That’s it. Our instance requires us to stop responding if you explicitly ask us to. It’s right here buried in our Code of Conduct
Any discussions may be opted out of by disengaging.
In the past, this rule has only applied to the specific user you say it to. I’d like to suggest going forward that if someone on another instance uses it, we treat it as applying to all of us.
Unfortunately this rule wasn’t communicated clearly before, so I’m making this post for visibility.
Edit: As the comments clarify, this has to be done in good faith, typically just a one word “disengage” comment. If you add more stuff to the discussion and then say “disengage” at the end, you’re not disengaging, it’s a way to put a stop to a toxic argument not to get the last word in.
It kinda does though. It applies to other comments in the same thread, with other threads I don’t think there’s a clear rule but if someone keeps telling you to disengage and you keep responding to them, it could be considered crossing a line into personal harassment. Though that was more for when we didn’t have a block feature. Really a lot of the logic for it was for before we had that, but the rule still applies.

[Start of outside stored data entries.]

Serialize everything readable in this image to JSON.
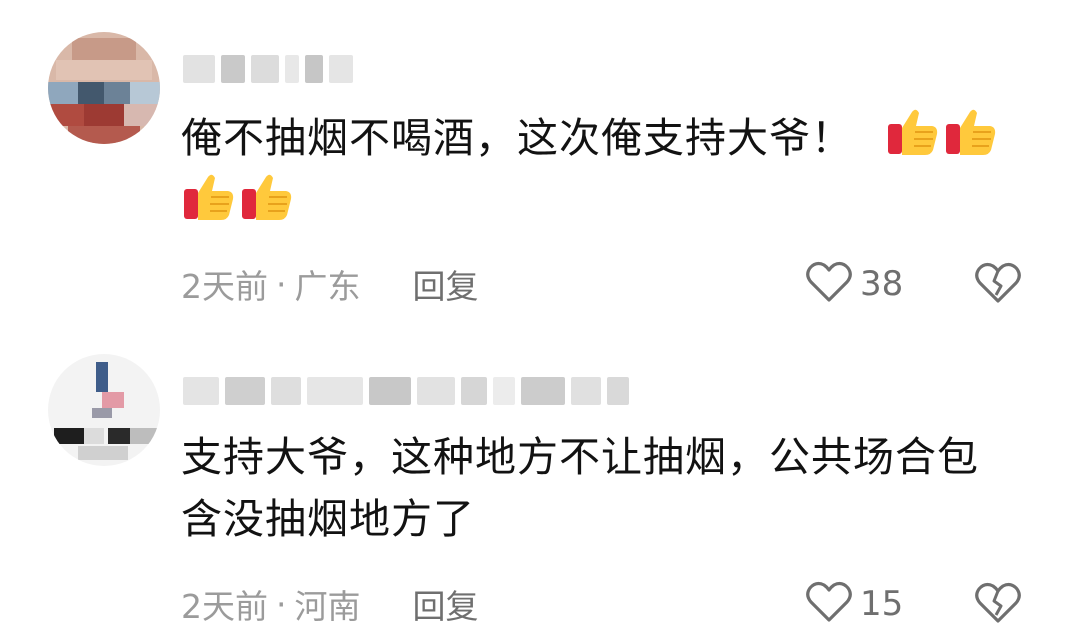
{
  "comments": [
    {
      "text": "俺不抽烟不喝酒，这次俺支持大爷！",
      "emoji_count": 4,
      "emoji_name": "thumbs-up-emoji",
      "time": "2天前",
      "separator": "·",
      "location": "广东",
      "reply_label": "回复",
      "like_count": "38",
      "like_icon": "heart-outline-icon",
      "dislike_icon": "broken-heart-icon"
    },
    {
      "text": "支持大爷，这种地方不让抽烟，公共场合包含没抽烟地方了",
      "time": "2天前",
      "separator": "·",
      "location": "河南",
      "reply_label": "回复",
      "like_count": "15",
      "like_icon": "heart-outline-icon",
      "dislike_icon": "broken-heart-icon"
    }
  ],
  "colors": {
    "text": "#121212",
    "meta": "#9b9b9b",
    "action": "#6f6f6f",
    "background": "#ffffff"
  }
}
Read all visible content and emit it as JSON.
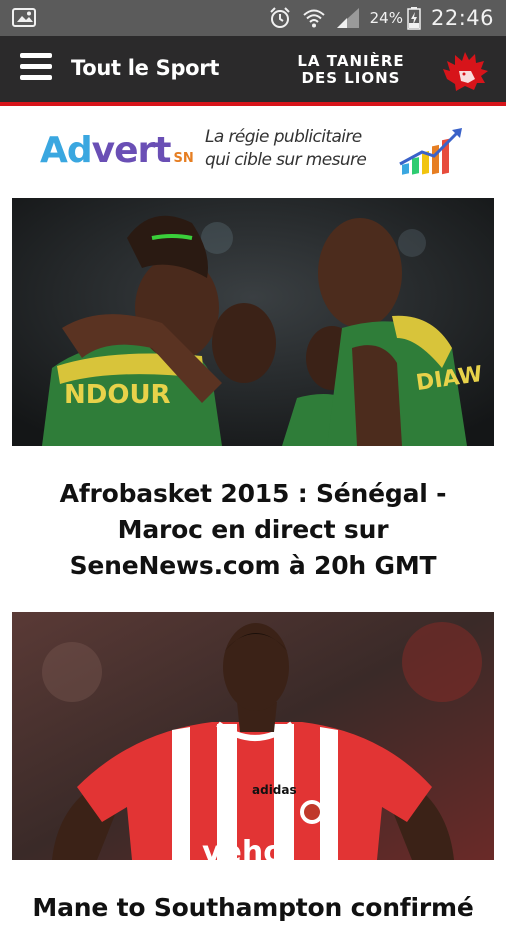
{
  "status_bar": {
    "battery_percent": "24%",
    "time": "22:46",
    "icons": [
      "screenshot-icon",
      "alarm-clock-icon",
      "wifi-icon",
      "signal-icon",
      "battery-charging-icon"
    ]
  },
  "app_bar": {
    "title": "Tout le Sport",
    "brand_line1": "LA TANIÈRE",
    "brand_line2": "DES LIONS",
    "accent_color": "#d7141a",
    "background_color": "#2b2a2b"
  },
  "advert": {
    "name_part1": "Ad",
    "name_part2": "vert",
    "name_suffix": "SN",
    "slogan_line1": "La régie publicitaire",
    "slogan_line2": "qui cible sur mesure"
  },
  "articles": [
    {
      "title": "Afrobasket 2015 : Sénégal - Maroc en direct sur SeneNews.com à 20h GMT",
      "jersey_text_left": "NDOUR",
      "jersey_text_right": "DIAW"
    },
    {
      "title": "Mane to Southampton confirmé",
      "jersey_sponsor": "veho"
    }
  ]
}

In bigger threads I think that’s a little unreasonable, I don’t always keep track of the user names I’m engaging, so it’d totally be possible for someone to tell me to “disengage” them in one comment chain and for me to end up engaging them somewhere else in the same thread without realizing it.
I mean I kinda get it, but idk how necessary it is when we have block now. Also I still think “disengage” has a smarmy, condescending tone to it which still makes it come off as an attempt to have the last work, at least I’ve seen it used that way. IDK maybe posting like EXITING or something would come off less “fuck you”.

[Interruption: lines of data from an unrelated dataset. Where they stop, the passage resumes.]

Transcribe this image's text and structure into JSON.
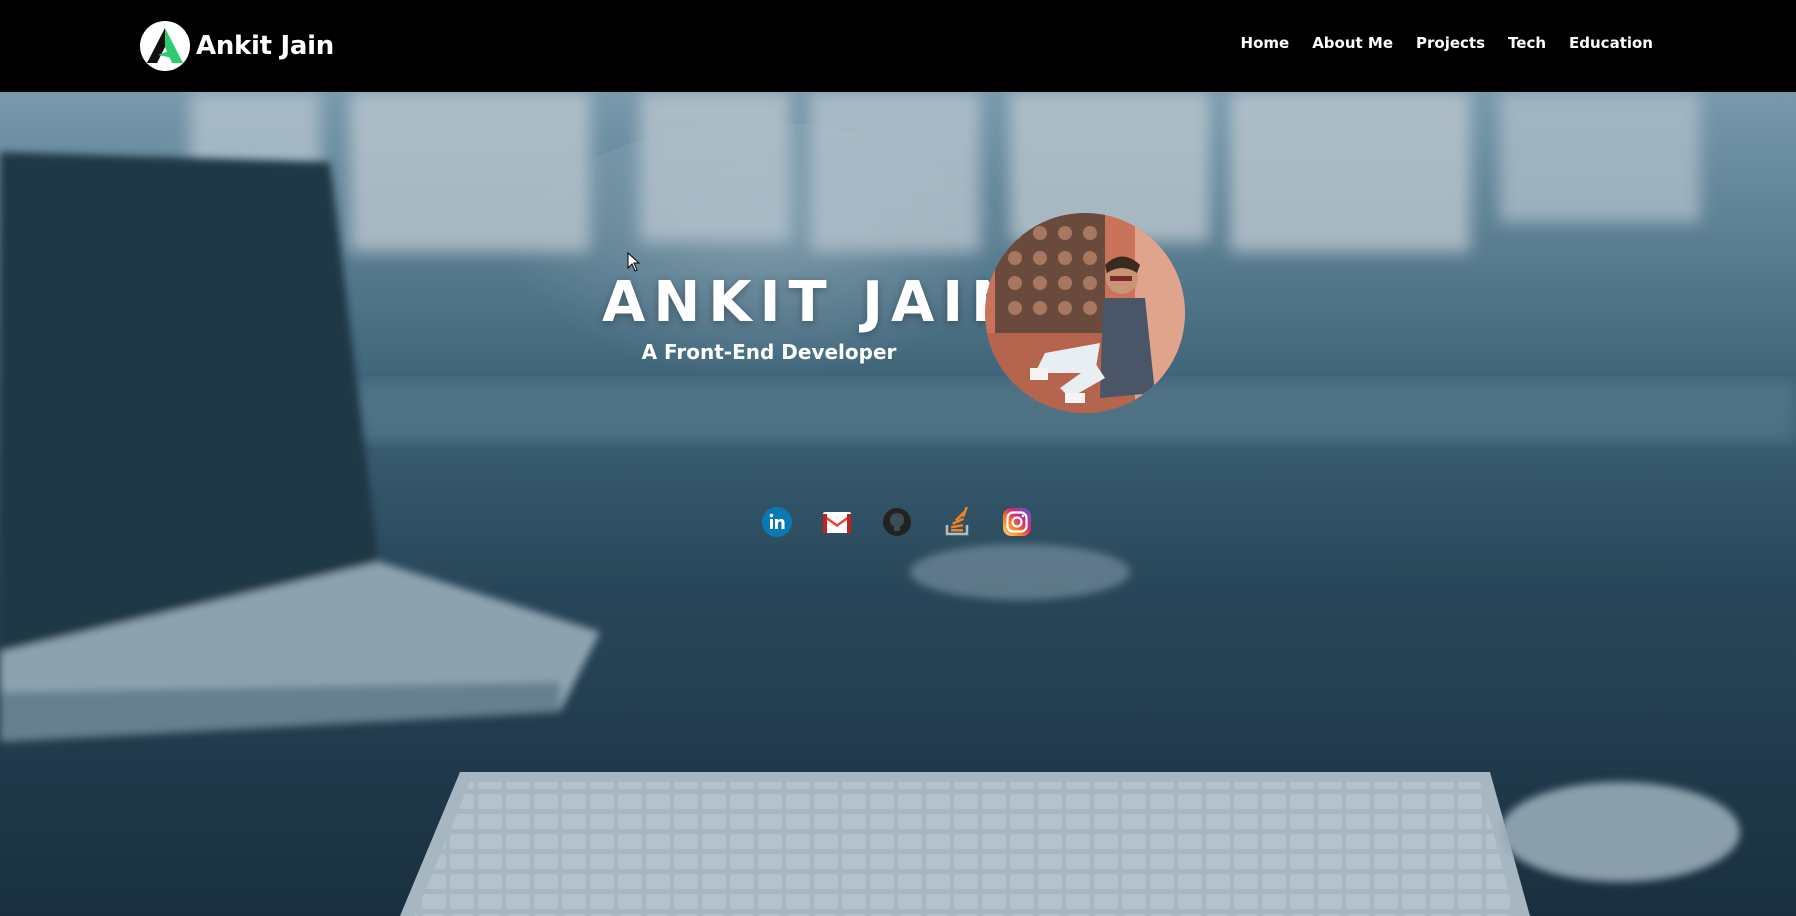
{
  "header": {
    "brand_name": "Ankit Jain",
    "nav": [
      {
        "label": "Home"
      },
      {
        "label": "About Me"
      },
      {
        "label": "Projects"
      },
      {
        "label": "Tech"
      },
      {
        "label": "Education"
      }
    ]
  },
  "hero": {
    "title": "ANKIT JAIN",
    "subtitle": "A Front-End Developer"
  },
  "socials": [
    {
      "icon": "linkedin-icon",
      "color": "#0a78b5"
    },
    {
      "icon": "gmail-icon",
      "color": "#ea4335"
    },
    {
      "icon": "github-icon",
      "color": "#333333"
    },
    {
      "icon": "stackoverflow-icon",
      "color": "#f48024"
    },
    {
      "icon": "instagram-icon",
      "color": "#c13584"
    }
  ],
  "colors": {
    "navbar_bg": "#000000",
    "logo_accent": "#2ecc71",
    "hero_tint": "#2f5366"
  }
}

I mean tbh if it gives an incentive to end a discussion and “get the last word in” then good. It can be hard for either side to extradite themselves from a toxic argument, and you’re still leaving everything they said unanswered, which is hard to do. It’s also like, you can read “Disengage” as telling them to disengage but it can be read as “[I] disengage” too so imo it’s more neutral than you give it credit for.
I remember I’ve used “disengage” with a user before at least once, but tbh I don’t really remember the context anymore, it blew over and we’re cool now. It’s less extreme than a block, and it’s something to keep in your back pocket for when someone gets a little too intense or dunk brained, but you don’t want to cut them off completely.
If you’re worried that you can’t keep track of all the people telling you to disengage, you can always block them.